RACINE -- In the City of Racine, a small, local business opened its doors Thursday, May 14 after the Wisconsin Supreme Court struck down the state's "Safer at Home" order Wednesday. This, despite the fact that a “Safer at Home – Racine” order was issued the evening of May 13 by the City of Racine’s public health administrator following the SCOWIS ruling.
The Racine order adopts Wisconsin’s "Safer at Home" order for the City of Racine and Villages of Wind Point and Elmwood Park until 8 a.m. on Tuesday, May 26, health officials said Thursday, noting that in addition, "the City of Racine is in the process of finalizing guidance which is aligned with the Badger Bounce Back plan and will allow for a safe, gradual reopening of the community." Officials said "the health department continues to work with local businesses and other entities on a one-to-one basis to address their questions and concerns."
"I am happy that more businesses will be able to be open." Michelle Schimian of RG Natural Babies said. "Business owners that I know will take safety precautions and take safe measures to help their customers to feel safe,"
The owner of RG Natural Babies said Wednesday night's Supreme Court ruling meant business owners could get back to doing just that.

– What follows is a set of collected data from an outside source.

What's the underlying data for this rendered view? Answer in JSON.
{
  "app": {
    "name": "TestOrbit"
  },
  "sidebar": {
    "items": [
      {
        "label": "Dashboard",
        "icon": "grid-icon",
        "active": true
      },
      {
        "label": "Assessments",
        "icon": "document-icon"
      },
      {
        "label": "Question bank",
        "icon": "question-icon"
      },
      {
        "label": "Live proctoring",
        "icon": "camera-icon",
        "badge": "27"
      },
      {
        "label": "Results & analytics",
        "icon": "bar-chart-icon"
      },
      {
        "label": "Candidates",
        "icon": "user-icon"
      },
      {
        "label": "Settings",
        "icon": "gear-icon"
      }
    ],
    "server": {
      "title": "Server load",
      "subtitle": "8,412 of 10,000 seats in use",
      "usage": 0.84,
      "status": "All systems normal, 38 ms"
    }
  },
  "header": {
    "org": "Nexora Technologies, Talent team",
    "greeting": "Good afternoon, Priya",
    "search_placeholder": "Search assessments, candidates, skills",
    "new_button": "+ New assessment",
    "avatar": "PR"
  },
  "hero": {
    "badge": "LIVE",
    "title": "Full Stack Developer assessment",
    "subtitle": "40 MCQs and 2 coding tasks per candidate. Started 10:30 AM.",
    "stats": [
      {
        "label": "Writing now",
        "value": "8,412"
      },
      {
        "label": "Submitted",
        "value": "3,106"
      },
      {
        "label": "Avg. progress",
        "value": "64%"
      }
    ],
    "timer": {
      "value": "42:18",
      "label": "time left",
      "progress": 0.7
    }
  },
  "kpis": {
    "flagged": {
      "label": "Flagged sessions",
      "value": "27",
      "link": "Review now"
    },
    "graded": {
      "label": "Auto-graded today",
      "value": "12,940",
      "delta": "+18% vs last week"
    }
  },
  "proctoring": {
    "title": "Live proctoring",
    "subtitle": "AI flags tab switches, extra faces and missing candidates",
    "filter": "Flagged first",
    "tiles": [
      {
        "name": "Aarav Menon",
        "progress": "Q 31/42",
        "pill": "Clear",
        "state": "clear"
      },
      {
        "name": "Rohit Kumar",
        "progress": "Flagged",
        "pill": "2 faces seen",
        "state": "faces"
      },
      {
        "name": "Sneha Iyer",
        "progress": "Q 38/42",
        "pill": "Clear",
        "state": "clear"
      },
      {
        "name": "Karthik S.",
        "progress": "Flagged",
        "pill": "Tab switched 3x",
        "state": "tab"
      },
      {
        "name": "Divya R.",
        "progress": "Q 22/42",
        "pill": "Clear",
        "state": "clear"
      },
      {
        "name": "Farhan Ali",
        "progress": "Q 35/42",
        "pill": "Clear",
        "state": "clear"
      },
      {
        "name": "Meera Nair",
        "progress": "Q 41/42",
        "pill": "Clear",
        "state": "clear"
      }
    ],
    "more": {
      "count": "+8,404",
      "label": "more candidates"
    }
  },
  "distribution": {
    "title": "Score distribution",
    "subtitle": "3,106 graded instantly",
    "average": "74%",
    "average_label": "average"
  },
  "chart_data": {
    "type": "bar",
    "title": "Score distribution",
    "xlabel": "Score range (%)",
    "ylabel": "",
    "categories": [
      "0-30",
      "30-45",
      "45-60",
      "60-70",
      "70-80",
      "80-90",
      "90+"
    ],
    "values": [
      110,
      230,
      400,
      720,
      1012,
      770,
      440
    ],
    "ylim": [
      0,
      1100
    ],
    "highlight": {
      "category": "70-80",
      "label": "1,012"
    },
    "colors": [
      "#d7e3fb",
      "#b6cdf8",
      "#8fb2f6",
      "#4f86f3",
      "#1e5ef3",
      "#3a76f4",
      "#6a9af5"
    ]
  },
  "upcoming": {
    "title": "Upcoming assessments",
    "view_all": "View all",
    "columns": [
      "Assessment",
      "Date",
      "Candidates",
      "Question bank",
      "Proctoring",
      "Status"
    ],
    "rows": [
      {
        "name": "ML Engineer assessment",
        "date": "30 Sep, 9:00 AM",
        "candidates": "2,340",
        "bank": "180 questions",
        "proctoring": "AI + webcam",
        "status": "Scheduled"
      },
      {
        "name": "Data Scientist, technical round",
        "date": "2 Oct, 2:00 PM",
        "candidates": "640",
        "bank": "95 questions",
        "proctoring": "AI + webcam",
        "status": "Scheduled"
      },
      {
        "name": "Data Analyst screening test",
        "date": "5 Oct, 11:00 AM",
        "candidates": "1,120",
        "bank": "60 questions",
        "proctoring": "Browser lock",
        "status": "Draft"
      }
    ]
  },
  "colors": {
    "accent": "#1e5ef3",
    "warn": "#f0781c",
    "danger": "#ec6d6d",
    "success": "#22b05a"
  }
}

"There's a lot at risk and at stake for everybody, but we also believe that we can keep things cleaner and safer than Target and Walmart can -- and other big box stores," Schimian said.
Just down the street, another business owner took a different stance.
The owner of Hot Shop Glass said she will keep their doors closed for the time being.
"It's impacted our business greatly, but we're all right with it right now," Owner Amanda Cosgrove-Paffrath said. "I would like to have some revenue coming in, but we're going to have to think differently about how that happens, too."
City leaders reminded the public that the city will be supporting a "Safer at Home" extension until May 26.
Racine Mayor Cory Mason
"A month ago, the City of Racine had 63 positive cases," Racine Mayor Cory Mason said. "On Monday, it was just over 500, and today, we're well on our way to 600 cases."
Mayor Mason said continuing the order was a tough decision, but that it needs to be enforced if they're going to beat COVID-19.
"This is not fair for anyone," he said. "There is nothing fair about the coronavirus, but we're doing our very best to balance public health and the economic vitality of our community."
In response to the Wisconsin Supreme Court’s ruling, the Central Racine County Health Department issued “new, strong recommendations on limiting the number of customers and staff in one location, limiting mass gatherings and cancelling or postponing fairs and festivals" -- but there is no "Safer at Home" order in place.